A Carla le sonaban de algo, tal vez (quizá, pero no estaba nada segura) porque, cierto día, había dicho algo sobre ellos Ernesto, el director del grupo de teatro (aquel al que iba, donde estrenaron una obra con éxito: ella estuvo espléndida). Armando sí conocía a estos poetas. Del joven Rimbaud (toda su obra la escribió siendo muy joven) recordaba haber leído un poema (¿o quizá dos?) en ese vetusto libro del abuelo que, en un anaquel (ahora, ahí) de la buhardilla del nieto (él, Armando Pérez Frei), dormía: ser ya sólo un estar entre el recuerdo y el olvido. Y fue sólo un poema, Armando, sólo uno de él el que leíste, pues sólo uno hay en el volumen. De él: de Juan Arturo Rimbaud, cual los caracteres impresos allí rezan, castellanizando el nombre del joven vate en la tez amarillenta de la página añeja del ejemplar añejo. Añeja página... libro añejo... cual añejo es el vino del que nos habla Rimbaud en su poema:
     Un armario esculpido, grande; la encina obscura
     tomó, de puro antigua, la traza de un buen viejo;
     y el armario derrama por su negra abertura
     perfumes incitantes, como el buen vino añejo
     [...]
     –¡Oh armario de otros días, cuántas historias sabes
     que quisieras contarnos en tus sordos rumores
     cuando tus puertas negras se abren pausadas, graves!

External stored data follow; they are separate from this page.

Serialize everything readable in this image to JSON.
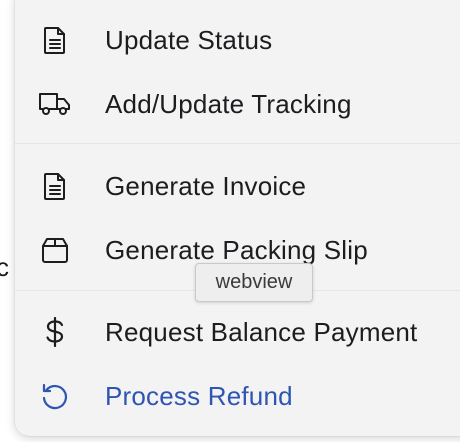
{
  "background": {
    "partial_text": "c"
  },
  "menu": {
    "items": [
      {
        "label": "Update Status",
        "icon": "document-icon"
      },
      {
        "label": "Add/Update Tracking",
        "icon": "truck-icon"
      },
      {
        "label": "Generate Invoice",
        "icon": "document-icon"
      },
      {
        "label": "Generate Packing Slip",
        "icon": "box-icon"
      },
      {
        "label": "Request Balance Payment",
        "icon": "dollar-icon"
      },
      {
        "label": "Process Refund",
        "icon": "refund-icon"
      }
    ]
  },
  "tooltip": {
    "text": "webview"
  },
  "colors": {
    "menu_background": "#f3f3f4",
    "text": "#1d1d1f",
    "accent": "#2f55b3"
  }
}
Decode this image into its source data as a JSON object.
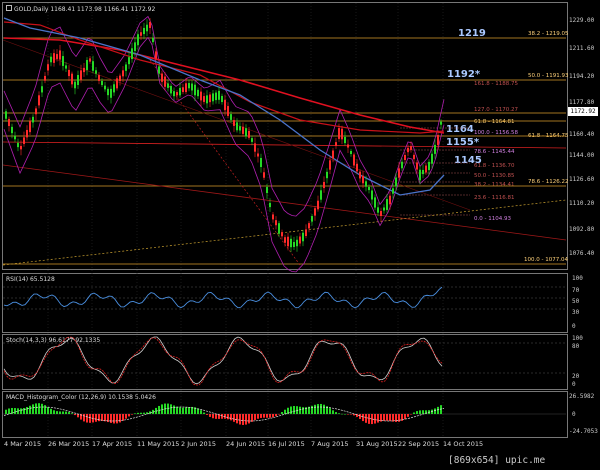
{
  "main_chart": {
    "header": "GOLD,Daily  1168.41 1173.98 1166.41 1172.92",
    "current_price": "1172.92",
    "price_ticks": [
      "1229.00",
      "1211.60",
      "1194.20",
      "1177.80",
      "1160.40",
      "1144.00",
      "1126.60",
      "1110.20",
      "1092.80",
      "1076.40"
    ],
    "fib_labels": [
      "38.2 - 1219.05",
      "50.0 - 1191.93",
      "161.8 - 1188.75",
      "127.0 - 1170.27",
      "61.8 - 1164.81",
      "100.0 - 1156.58",
      "61.8 - 1164.75",
      "78.6 - 1145.44",
      "61.8 - 1136.70",
      "50.0 - 1130.85",
      "38.2 - 1134.41",
      "78.6 - 1126.22",
      "23.6 - 1116.81",
      "0.0 - 1104.93",
      "100.0 - 1077.04"
    ],
    "level_labels": [
      "1219",
      "1192*",
      "1164",
      "1155*",
      "1145"
    ]
  },
  "rsi": {
    "header": "RSI(14) 65.5128",
    "ticks": [
      "100",
      "70",
      "50",
      "30",
      "0"
    ]
  },
  "stoch": {
    "header": "Stoch(14,3,3) 96.6177 92.1335",
    "ticks": [
      "100",
      "80",
      "20",
      "0"
    ]
  },
  "macd": {
    "header": "MACD_Histogram_Color (12,26,9) 10.1538 5.0426",
    "ticks": [
      "26.5982",
      "0",
      "-24.7053"
    ]
  },
  "date_axis": [
    "4 Mar 2015",
    "26 Mar 2015",
    "17 Apr 2015",
    "11 May 2015",
    "2 Jun 2015",
    "24 Jun 2015",
    "16 Jul 2015",
    "7 Aug 2015",
    "31 Aug 2015",
    "22 Sep 2015",
    "14 Oct 2015"
  ],
  "watermark": "[869x654] upic.me",
  "colors": {
    "up": "#25d925",
    "down": "#ff2a2a",
    "fib": "#d99a2a",
    "ma_slow": "#e01020",
    "ma_mid": "#4a73c9",
    "bollinger": "#b01fb0"
  }
}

    16. Al comienzo del libro añejo
    (y joven) del cual hablamos, bajo el autor y el título puede leerse:  
Sociedad de Ediciones Literarias y Artísticas
LIBRERÍA PAUL OLLENDORFF
50, Chaussée d'Antin, 50
PARÍS
    O sea, un libro parisién en castellano (del año de 1900).
    De 1900: aunque en el libro no viene el dato, lo sé de buena tinta.
    Su autor, o sea, el traductor de los poemas, Enrique Díez-Canedo.
    Poemas variados en el libro, de múltiples autores.
    Hugo, Gautier, Villon, Baudelaire o Rimbaud...
    Verlaine, Banville, Gautier, Rossetti, Withman, Wilde...
    Y tantos, tantos otros...
    Y ya al final, tras el índice, con modesta letra, un dato: 
    Impreso por E. Aubin. Ligugé (Vienne).
    Una joya de libro, en fin. Para bibliófilos.
    Esto Armando lo sabe: una joya de libro.
    Aunque hace tantos años que, por lo que sea, no lo ha abierto.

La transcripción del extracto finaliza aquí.